Are there tests that tackle my problem directly without transformation of data?

• One way to understand the relationship between the log transformation of two values $x_1$ and $x_2$ and their relative error $e=\frac{x_2-x_1}{x_1}$ is to note that $\log(x_2)-\log(x_1) = \log(\frac{x_2}{x_1}) = \log(1 + e) = e + O(e)^2,$ showing that when $|e|\ll 1$ (which frequently is the case unless changes are dramatic), a difference of logs basically is the relative error. – whuber May 7 '14 at 18:23
• That is useful. However the part $O(e)^2$ makes me quite uncomfortable, because I am not sure, how would this affect the test results. So should we test $\log (x_2) - \log(x_1) = 0$ vs. $<>0$? With whatt test can I carry on? – kuba May 7 '14 at 18:43

## 1 Answer

First you should decide if you are interested in the mean of the relative changes or the relative change of the means (or substitute median or other summary for mean). We don't worry about this with the paired t-test since the difference of the means is algebraically equal to the mean of the differences. But this is not the case for relative change and other comparisons.

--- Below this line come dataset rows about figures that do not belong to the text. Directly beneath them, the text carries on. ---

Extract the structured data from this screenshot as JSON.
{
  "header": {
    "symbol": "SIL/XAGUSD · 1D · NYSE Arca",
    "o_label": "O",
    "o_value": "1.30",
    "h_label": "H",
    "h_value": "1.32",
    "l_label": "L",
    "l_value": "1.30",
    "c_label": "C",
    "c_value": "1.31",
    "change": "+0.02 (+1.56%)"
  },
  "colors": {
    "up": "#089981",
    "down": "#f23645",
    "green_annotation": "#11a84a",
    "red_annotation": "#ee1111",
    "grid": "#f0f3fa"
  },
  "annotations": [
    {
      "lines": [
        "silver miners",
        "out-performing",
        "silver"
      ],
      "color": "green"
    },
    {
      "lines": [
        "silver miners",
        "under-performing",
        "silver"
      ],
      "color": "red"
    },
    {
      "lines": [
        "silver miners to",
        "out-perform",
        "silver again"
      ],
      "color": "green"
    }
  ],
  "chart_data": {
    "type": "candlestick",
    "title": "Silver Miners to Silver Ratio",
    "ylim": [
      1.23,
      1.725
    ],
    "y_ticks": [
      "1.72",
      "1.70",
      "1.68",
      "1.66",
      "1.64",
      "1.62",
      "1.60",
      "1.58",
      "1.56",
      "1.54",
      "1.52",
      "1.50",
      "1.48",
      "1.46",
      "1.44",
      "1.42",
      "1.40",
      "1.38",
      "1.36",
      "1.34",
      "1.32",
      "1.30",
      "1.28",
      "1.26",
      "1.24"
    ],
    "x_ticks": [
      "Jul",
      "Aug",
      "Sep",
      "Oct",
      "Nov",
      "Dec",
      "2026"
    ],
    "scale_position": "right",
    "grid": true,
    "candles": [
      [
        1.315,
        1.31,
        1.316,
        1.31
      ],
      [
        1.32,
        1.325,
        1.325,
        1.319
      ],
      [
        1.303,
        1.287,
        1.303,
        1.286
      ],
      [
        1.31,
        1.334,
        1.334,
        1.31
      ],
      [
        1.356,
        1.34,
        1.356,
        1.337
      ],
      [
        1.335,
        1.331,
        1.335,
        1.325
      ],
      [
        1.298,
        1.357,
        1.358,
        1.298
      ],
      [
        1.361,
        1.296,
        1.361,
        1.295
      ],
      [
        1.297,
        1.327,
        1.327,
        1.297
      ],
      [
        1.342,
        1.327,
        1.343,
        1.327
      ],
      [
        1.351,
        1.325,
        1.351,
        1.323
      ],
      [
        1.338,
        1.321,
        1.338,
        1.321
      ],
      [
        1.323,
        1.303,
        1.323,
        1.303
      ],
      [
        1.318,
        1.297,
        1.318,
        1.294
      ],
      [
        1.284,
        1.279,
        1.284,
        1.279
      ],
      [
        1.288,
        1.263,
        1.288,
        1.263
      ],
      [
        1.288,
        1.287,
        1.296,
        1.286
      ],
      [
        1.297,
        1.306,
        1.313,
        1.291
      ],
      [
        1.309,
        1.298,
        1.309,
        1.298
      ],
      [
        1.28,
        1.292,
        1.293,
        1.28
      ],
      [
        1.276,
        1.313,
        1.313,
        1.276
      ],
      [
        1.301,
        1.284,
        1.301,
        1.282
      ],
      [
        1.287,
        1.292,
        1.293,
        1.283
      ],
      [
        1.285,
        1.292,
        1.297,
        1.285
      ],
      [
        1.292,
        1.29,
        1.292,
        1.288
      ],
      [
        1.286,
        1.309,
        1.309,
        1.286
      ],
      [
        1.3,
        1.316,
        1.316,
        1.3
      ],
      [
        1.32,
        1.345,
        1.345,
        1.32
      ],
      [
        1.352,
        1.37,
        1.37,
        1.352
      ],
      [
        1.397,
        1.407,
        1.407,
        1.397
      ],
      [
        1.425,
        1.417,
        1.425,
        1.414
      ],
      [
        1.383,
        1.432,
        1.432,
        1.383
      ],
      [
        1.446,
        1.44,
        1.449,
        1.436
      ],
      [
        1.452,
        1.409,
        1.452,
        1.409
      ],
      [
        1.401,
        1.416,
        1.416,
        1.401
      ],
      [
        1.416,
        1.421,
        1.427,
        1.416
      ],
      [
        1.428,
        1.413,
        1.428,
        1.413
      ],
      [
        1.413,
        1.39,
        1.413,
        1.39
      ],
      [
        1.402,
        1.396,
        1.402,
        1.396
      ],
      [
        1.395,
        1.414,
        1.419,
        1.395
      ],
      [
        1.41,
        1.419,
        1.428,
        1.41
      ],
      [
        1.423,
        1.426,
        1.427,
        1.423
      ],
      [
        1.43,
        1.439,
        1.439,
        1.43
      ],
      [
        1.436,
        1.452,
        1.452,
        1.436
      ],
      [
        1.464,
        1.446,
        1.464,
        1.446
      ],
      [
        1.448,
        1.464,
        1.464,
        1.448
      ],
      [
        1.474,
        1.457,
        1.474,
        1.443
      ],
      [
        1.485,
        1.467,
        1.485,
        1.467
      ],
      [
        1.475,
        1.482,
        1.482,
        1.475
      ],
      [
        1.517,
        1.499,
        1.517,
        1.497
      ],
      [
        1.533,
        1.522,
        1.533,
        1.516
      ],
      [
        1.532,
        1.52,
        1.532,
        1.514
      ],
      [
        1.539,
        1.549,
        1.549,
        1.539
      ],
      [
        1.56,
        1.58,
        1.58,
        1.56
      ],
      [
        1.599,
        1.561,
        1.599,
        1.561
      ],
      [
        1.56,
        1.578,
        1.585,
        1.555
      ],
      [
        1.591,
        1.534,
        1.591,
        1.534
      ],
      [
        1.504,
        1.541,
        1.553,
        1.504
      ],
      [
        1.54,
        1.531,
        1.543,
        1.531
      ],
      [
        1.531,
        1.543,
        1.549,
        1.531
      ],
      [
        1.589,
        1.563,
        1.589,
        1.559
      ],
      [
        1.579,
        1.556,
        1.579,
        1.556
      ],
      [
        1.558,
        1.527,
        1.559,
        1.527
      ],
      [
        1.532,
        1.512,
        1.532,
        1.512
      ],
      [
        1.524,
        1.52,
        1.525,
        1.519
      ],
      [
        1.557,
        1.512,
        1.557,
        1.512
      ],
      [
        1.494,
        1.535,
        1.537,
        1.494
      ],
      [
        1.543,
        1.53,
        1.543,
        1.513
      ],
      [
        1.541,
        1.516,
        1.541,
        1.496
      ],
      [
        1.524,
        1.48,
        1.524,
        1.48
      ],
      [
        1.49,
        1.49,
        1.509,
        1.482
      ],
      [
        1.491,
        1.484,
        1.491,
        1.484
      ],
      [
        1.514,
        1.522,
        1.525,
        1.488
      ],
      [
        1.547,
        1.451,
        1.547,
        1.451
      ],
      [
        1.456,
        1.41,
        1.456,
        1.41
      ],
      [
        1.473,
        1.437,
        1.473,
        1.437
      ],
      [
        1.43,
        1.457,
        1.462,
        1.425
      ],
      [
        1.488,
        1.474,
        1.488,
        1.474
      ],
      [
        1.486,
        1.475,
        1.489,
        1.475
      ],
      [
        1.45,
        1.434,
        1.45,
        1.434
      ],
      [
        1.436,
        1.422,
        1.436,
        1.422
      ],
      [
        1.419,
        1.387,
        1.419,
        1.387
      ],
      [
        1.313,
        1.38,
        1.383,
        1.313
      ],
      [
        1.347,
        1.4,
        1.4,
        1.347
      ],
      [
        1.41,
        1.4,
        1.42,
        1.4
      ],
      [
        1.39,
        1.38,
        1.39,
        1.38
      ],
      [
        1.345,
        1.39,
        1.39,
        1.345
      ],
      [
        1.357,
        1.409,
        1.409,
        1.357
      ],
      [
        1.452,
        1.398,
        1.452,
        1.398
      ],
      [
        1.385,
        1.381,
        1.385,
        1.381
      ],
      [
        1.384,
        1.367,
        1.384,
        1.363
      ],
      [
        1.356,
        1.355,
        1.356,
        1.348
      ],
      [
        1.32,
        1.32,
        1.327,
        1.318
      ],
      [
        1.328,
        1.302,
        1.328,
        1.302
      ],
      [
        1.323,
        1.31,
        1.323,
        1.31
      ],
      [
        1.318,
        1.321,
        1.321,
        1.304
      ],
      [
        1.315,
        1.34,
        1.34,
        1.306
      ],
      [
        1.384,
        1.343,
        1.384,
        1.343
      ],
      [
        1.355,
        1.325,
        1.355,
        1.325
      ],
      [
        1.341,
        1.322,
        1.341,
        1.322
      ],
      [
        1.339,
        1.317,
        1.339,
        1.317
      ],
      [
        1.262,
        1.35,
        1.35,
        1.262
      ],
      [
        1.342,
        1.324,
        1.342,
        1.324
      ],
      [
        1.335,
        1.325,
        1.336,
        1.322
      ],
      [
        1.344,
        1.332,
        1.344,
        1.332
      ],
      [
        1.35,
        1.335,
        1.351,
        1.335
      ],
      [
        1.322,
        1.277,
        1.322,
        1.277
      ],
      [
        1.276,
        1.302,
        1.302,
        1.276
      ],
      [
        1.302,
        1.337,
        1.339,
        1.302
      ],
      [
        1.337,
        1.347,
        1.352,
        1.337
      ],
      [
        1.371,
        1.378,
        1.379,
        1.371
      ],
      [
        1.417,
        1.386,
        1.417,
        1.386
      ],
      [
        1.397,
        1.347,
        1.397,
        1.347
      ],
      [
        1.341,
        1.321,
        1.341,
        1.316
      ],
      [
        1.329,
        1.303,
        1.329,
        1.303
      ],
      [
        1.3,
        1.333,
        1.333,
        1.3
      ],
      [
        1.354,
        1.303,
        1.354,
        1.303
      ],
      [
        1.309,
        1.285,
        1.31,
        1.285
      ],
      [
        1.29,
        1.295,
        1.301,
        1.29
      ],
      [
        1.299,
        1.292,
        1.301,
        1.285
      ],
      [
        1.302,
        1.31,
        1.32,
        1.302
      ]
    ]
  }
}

I would suggest doing a permutation test. Your title says "paired" so you can do a paired test:

1. compute the statistic of interest for the original data
2. within each pair randomly choose to flip the order or keep it the same
3. recompute the statistic of interest with the permuted (flipped) data
4. redo 2 and 3 a bunch of times (keeping track of all the computed stats).

The p-value is the proportion of permuted statistics that are as or more extreme than your original.

This can be done without any transformations, with mean or median, etc. Whatever makes the most sense to you.